Simulating preemption while developing?

The current ActorPool does not support actor preemption well: when a machine is preempted, the actor is killed and the entire job dies.

I would like to develop an ActorPool that is more resilient to preemption (identify actors dying, returning their failed jobs back to the queue, and instantiating an alternative actor). I think I have the general idea of how to approach that, but what I don’t have is a good way to simulate preemption short of the very time-consuming and cumbersome process of stopping the gcp machine. What would be a realistic way to simulate preemption for development time?

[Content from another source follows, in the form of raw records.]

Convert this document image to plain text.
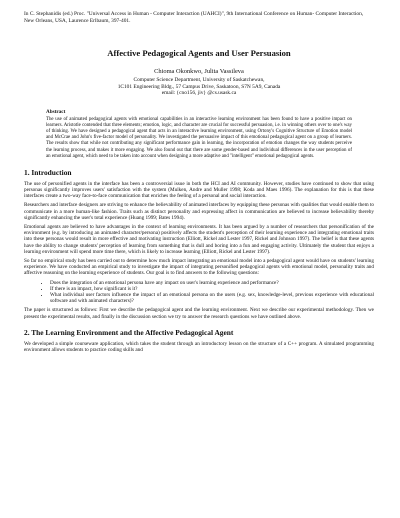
In C. Stephanidis (ed.) Proc. "Universal Access in Human - Computer Interaction (UAHCI)", 9th International Conference on Human- Computer Interaction, New Orleans, USA, Laurence Erlbaum, 397-401.
Affective Pedagogical Agents and User Persuasion
Chioma Okonkwo, Julita Vassileva
Computer Science Department, University of Saskatchewan,
1C101 Engineering Bldg., 57 Campus Drive, Saskatoon, S7N 5A9, Canada
email: {cno156, jiv} @cs.usask.ca
Abstract
The use of animated pedagogical agents with emotional capabilities in an interactive learning environment has been found to have a positive impact on learners. Aristotle contended that three elements; emotion, logic, and character are crucial for successful persuasion, i.e. in winning others over to one's way of thinking. We have designed a pedagogical agent that acts in an interactive learning environment, using Ortony's Cognitive Structure of Emotion model and McCrae and John's five-factor model of personality. We investigated the persuasive impact of this emotional pedagogical agent on a group of learners. The results show that while not contributing any significant performance gain in learning, the incorporation of emotion changes the way students perceive the learning process, and makes it more engaging. We also found out that there are some gender-based and individual differences in the user perception of an emotional agent, which need to be taken into account when designing a more adaptive and "intelligent" emotional pedagogical agents.
1. Introduction

The use of personified agents in the interface has been a controversial issue in both the HCI and AI community. However, studies have continued to show that using personas significantly improves users' satisfaction with the system (Mulken, Andre and Muller 1998; Koda and Maes 1996). The explanation for this is that these interfaces create a two-way face-to-face communication that enriches the feeling of a personal and social interaction.

Researchers and interface designers are striving to enhance the believability of animated interfaces by equipping these personas with qualities that would enable them to communicate in a more human-like fashion. Traits such as distinct personality and expressing affect in communication are believed to increase believability thereby significantly enhancing the user's total experience (Huang 1999; Bates 1994).

Emotional agents are believed to have advantages in the context of learning environments. It has been argued by a number of researchers that personification of the environment (e.g. by introducing an animated character/persona) positively affects the student's perception of their learning experience and integrating emotional traits into these personas would result in more effective and motivating instruction (Elliott, Rickel and Lester 1997, Rickel and Johnson 1997). The belief is that these agents have the ability to change students' perception of learning from something that is dull and boring into a fun and engaging activity. Ultimately the student that enjoys a learning environment will spend more time there, which is likely to increase learning (Elliott, Rickel and Lester 1997).

So far no empirical study has been carried out to determine how much impact integrating an emotional model into a pedagogical agent would have on students' learning experience. We have conducted an empirical study to investigate the impact of integrating personified pedagogical agents with emotional model, personality traits and affective reasoning on the learning experience of students. Our goal is to find answers to the following questions:

• Does the integration of an emotional persona have any impact on user's learning experience and performance?
• If there is an impact, how significant is it?
• What individual user factors influence the impact of an emotional persona on the users (e.g. sex, knowledge-level, previous experience with educational software and with animated characters)?

The paper is structured as follows: First we describe the pedagogical agent and the learning environment. Next we describe our experimental methodology. Then we present the experimental results, and finally in the discussion section we try to answer the research questions we have outlined above.

2. The Learning Environment and the Affective Pedagogical Agent

We developed a simple courseware application, which takes the student through an introductory lesson on the structure of a C++ program. A simulated programming environment allows students to practice coding skills and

When we are simulating multi node clusters, we use ray/cluster_utils.py at master · ray-project/ray · GitHub. (Note this is not a public API). You can basically simulate preempted nodes in this way;

c = Cluster()
# The first node is always a head node
c.add_node(num_cpus=4)
# 4 worker nodes
worker_nodes = []
for _ in range(4):
   worker_nodes.append(c.add_node(num_cpus=4))
# Wait until all nodes are ready.
c.wait_for_nodes()

while True:
    time.sleep(1)
    # 
    preempted_node = worker_nodes.pop(0)
    c.remove_node(preempted_node)
    worker_nodes.append(c.add_node(num_cpus=4))

And you can create another script (driver) to connect this fake cluster using ray.init(address=‘auto’)

1 Like